In 1963, it was a different world. Beatlemania first swept across North America. Martin Luther King delivered his “I have a dream” speech in Washington, DC. The lava lamp was invented.
And in Kelowna, then premier W.A.C. Bennett opened the $1.7-million B.C. Vocational School in Kelowna. This marked the beginning of Okanagan College.
Fifty years later, Okanagan College has graduated more than 53,000 students. Today, it offers post-secondary education at four campuses: Penticton, Vernon, Salmon Arm, and the original campus in Kelowna.
It’s the largest college in B.C. outside the Lower Mainland, and one of the largest trades training institutions in the province.
From the students and staff to the jobs the college has created, it’s transformed a lot of lives—so it was an honour to be invited to take part in the recent 50th anniversary celebrations at the Kelowna campus.
And just as it’s become a crucial part of the community, it’s a critical part of our BC Jobs Plan and Skills and Training Plan. Our future prosperity hinges on developing a workforce equipped for an increasingly skill-based world economy.
And make no mistake, those highly-skilled jobs are coming. As we pursue the transformational opportunity of LNG, the impact on our economy will be incredible. It will create 100,000 jobs across B.C.
That’s our opportunity, and that’s our challenge. To make sure British Columbians are first in line for those jobs, we have to make sure they’re prepared.
Consider some of the numbers: 21,600 jobs directly involved in the building of LNG export facilities and associated pipelines; 41,900 jobs in industries that supply goods and services during construction; 2,400 permanent jobs to operate and maintain the plants and pipelines on an ongoing basis; 61,700 jobs are required to support LNG operations including workers required to drill, produce, process and transport the natural gas to export facilities.
And it’s worth pointing out, that’s just LNG. Of the one million job openings projected in B.C. by 2020, 43 per cent will need trades and technical training.
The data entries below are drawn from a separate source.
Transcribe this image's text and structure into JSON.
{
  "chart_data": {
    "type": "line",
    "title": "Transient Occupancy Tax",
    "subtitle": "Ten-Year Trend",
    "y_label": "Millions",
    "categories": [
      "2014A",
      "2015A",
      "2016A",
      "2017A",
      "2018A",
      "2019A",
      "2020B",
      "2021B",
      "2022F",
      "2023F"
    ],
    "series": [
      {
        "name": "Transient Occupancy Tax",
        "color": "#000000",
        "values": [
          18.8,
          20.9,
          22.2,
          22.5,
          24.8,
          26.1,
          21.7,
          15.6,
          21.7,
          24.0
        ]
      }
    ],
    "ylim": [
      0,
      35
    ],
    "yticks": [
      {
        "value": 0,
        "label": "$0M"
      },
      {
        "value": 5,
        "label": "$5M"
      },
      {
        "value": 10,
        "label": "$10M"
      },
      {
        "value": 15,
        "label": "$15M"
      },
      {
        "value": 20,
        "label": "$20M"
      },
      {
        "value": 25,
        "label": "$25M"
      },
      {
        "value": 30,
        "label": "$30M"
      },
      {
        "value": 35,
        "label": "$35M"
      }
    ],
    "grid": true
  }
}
With a view to preparing British Columbians for those opportunities, we launched the Skills and Training Plan in September 2012.
It promotes opportunities in trades, and invests in and improves training facilities and equipment in institutions like Okanagan College.
That’s why the provincial government has invested more than $69 million since 2005 to expand and upgrade the college’s facilities.
That includes $28 million to modernize the trades training facility, $23 million to expand the centre of learning here at the Kelowna campus, funding to help build the Jim Pattison Centre of Excellence at the Penticton campus, and expand the trades facility at the Salmon Arm campus.
For Okanagan College, the next 50 years promise to be just as bright. Future plans include the expansion and renovation of the trades training facilities at the Kelowna campus.
A $33-million investment will make sure that future welders, heavy-duty mechanics, electricians, plumbers and other skilled workers get the training they need. The expansion is expected to be complete in the spring of 2016.
For 50 years, Okanagan College has helped define a region, and transformed thousands of lives.